Tika Input Transformer

Description

The Tika Input Transformer is the default input transformer responsible for translating Microsoft Word, Microsoft Excel, Microsoft PowerPoint, OpenOffice Writer, and PDF documents into a Catalog Metacard. This Input Transformer utilizes Apache Tika to provide basic support for these mime types. As such, the metadata extracted from these types of documents is the metadata that is common across all of these document types, e.g., creation date, author, last modified date, etc. The Tika Input Transformer's main purpose is to ingest these types of content into the DDF Content Repository and the Metadata Catalog despite no DDMS metadata being generated.

The Tika input transformer is given a service ranking (prioity) of -1 so that it is guaranteed to be the last Input Transformer that is invoked. This allows any registered Input Transformers that are more specific for any of these document types to be invoked instead of this rudimentary default input transformer.

Usage

Use the Tika Input Transformer if ingesting Microsoft documents, OpenOffice documents, or PDF documents into the DDF Content Repository and/or the Metadata Catalog is important, even if the metacard generated contains no DDMS metadata in it.

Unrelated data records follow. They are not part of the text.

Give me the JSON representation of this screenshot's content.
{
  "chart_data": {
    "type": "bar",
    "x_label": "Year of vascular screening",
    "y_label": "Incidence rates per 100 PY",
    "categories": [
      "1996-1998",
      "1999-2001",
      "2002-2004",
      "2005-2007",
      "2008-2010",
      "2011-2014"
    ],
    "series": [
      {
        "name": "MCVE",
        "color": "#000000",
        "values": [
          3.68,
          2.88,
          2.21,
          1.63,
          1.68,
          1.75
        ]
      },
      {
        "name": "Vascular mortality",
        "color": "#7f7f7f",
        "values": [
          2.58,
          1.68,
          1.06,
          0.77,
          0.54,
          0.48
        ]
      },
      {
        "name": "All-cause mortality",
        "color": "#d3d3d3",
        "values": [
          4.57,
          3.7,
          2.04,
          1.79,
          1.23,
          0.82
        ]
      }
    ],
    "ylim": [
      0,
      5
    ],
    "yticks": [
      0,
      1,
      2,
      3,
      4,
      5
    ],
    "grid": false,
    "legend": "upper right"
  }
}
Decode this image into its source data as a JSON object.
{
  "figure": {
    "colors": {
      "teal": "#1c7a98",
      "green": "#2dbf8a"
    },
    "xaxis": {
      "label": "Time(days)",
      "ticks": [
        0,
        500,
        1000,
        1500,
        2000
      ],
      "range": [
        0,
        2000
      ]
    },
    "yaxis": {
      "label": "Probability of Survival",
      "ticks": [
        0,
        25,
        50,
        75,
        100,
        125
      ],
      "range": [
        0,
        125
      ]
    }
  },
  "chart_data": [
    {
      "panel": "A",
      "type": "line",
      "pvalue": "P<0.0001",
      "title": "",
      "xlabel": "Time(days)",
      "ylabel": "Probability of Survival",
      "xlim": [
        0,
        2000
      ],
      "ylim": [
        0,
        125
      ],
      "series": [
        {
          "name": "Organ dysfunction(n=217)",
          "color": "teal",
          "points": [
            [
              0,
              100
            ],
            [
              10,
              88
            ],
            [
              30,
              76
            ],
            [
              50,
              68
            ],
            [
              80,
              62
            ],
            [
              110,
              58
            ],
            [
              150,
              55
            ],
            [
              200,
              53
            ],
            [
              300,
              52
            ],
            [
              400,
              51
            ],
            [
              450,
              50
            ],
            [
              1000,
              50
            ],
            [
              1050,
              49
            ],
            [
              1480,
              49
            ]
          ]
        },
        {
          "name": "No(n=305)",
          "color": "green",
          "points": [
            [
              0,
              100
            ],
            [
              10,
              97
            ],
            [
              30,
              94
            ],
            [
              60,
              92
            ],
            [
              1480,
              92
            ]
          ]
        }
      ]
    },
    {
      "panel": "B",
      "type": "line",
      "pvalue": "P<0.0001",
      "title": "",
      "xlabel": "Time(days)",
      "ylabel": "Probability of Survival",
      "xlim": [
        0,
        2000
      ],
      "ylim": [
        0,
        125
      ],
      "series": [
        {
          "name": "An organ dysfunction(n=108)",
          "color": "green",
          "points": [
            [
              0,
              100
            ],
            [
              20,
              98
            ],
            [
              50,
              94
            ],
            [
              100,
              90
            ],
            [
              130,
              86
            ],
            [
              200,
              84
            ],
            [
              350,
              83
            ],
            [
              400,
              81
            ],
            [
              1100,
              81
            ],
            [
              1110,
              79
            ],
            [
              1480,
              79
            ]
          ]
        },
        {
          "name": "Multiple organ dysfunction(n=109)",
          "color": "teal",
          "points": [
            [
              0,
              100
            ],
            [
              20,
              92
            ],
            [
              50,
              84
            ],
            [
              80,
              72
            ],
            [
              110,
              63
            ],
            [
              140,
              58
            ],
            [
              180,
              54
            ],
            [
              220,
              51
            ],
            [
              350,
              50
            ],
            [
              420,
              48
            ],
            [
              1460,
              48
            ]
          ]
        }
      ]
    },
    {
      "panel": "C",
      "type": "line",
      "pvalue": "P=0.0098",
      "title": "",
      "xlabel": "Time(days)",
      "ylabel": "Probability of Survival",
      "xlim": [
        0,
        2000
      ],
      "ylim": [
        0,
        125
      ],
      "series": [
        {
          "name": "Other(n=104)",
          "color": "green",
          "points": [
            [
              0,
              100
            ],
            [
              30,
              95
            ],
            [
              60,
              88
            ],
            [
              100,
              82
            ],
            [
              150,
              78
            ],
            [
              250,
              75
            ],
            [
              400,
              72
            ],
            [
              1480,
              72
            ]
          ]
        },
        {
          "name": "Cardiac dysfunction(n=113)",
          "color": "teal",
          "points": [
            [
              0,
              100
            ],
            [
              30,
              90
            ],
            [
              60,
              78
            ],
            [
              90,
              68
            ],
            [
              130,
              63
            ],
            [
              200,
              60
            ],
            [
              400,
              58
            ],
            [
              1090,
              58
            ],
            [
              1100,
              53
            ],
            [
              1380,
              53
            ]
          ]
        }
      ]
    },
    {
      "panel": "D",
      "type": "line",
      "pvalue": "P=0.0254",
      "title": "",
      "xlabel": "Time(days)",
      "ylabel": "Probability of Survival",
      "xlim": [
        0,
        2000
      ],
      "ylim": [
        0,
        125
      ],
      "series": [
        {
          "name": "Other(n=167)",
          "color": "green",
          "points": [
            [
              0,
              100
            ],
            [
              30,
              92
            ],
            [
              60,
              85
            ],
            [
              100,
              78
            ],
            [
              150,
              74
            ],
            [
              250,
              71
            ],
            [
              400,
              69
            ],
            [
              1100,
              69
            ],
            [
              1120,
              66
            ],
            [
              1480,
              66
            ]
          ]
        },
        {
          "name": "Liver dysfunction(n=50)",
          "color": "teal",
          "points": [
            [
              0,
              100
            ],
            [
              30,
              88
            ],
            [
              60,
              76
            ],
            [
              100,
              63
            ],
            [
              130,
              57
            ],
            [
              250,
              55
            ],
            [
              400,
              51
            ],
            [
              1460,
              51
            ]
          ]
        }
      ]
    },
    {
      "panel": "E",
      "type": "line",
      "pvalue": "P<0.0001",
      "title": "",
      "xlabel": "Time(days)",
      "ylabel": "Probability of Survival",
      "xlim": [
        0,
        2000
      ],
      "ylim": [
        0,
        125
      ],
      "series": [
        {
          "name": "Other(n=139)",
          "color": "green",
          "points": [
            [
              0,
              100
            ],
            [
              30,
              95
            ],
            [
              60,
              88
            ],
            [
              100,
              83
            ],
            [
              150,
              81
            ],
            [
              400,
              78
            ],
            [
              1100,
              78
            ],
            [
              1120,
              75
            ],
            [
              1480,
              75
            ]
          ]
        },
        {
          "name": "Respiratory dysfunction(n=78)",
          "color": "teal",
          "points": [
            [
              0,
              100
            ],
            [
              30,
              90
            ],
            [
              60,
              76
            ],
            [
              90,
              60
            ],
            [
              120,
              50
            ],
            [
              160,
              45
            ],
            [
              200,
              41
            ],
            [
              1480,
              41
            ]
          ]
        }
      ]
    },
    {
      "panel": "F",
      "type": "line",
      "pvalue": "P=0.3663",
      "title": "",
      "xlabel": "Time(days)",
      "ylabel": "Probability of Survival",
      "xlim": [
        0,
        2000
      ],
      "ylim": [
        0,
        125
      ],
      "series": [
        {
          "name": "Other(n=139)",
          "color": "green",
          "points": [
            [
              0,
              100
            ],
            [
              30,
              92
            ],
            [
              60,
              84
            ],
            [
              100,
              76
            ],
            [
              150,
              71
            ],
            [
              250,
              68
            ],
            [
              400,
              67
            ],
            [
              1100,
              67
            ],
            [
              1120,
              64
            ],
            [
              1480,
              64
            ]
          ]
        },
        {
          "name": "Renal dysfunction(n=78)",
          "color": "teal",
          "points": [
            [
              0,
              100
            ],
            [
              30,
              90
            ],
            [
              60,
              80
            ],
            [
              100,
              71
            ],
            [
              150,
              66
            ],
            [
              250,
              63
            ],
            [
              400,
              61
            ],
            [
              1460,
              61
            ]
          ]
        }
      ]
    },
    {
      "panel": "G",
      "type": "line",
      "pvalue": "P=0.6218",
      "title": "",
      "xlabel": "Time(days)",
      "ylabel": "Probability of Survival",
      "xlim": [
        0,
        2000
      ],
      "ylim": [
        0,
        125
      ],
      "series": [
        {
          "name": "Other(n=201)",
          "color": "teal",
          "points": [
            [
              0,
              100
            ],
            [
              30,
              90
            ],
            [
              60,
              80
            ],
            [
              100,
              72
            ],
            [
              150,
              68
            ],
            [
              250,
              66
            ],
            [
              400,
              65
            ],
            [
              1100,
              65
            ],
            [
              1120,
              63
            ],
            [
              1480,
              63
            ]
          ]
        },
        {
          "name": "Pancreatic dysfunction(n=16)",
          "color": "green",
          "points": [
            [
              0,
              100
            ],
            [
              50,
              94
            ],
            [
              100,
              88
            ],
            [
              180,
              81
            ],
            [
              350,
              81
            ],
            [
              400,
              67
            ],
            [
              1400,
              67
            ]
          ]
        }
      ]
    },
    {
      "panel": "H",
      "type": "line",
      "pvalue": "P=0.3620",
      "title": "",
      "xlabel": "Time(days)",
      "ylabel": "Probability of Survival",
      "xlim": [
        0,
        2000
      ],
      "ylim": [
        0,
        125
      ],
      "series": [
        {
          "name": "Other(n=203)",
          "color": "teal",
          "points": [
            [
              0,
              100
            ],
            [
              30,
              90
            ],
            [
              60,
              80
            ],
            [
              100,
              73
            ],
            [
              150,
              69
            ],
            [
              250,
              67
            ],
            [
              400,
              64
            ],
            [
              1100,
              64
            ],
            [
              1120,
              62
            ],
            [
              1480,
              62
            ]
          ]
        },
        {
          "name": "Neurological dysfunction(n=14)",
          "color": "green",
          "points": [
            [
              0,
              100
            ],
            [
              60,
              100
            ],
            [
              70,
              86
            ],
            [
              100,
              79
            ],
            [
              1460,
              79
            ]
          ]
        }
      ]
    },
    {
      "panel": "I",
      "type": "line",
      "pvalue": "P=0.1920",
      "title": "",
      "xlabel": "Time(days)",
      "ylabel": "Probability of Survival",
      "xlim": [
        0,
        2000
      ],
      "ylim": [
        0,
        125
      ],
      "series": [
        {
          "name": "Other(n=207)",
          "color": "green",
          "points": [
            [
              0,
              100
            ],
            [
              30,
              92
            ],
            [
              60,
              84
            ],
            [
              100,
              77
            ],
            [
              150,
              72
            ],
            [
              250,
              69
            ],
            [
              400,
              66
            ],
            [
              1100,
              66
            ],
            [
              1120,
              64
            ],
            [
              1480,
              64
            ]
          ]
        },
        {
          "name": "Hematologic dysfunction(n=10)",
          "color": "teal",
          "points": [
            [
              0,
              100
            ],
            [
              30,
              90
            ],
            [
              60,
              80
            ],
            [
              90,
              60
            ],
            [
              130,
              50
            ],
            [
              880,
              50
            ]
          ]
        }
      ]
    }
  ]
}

Installation and Uninstallation

Install the catalog-transformer-tika feature using the Web Console or System Console. This feature is uninstalled by default.

Configuration

None

Service Properties

KeyValue
mime-type

application/pdf
application/vnd.openxmlformats-officedocument.wordprocessingml.document
application/vnd.openxmlformats-officedocument.spreadsheetml.sheet
application/vnd.openxmlformats-officedocument.presentationml.presentation

application/vnd.openxmlformats-officedocument.presentationml.presentation
application/vnd.ms-powerpoint.presentation.macroenabled.12
application/vnd.ms-powerpoint.slideshow.macroenabled.12
application/vnd.openxmlformats-officedocument.presentationml.slideshow
application/vnd.ms-powerpoint.template.macroenabled.12
application/vnd.oasis.opendocument.text

shortname 
id 
titleTika Input Transformer
descriptionDefault Input Transformer for all mime types.
service.ranking-1

 

Implementation Details

This Input Transformer maps the metadata common across all mime types to applicable Metacard Attributes in the default MetacardType.

DDMS to Metacard Mapping

N/A

Known Issues

  • The Tika Input Transformer does not create DDMS metadata, it just populates the metadata about metadata fields such as Creation Date, Modified Date, etc.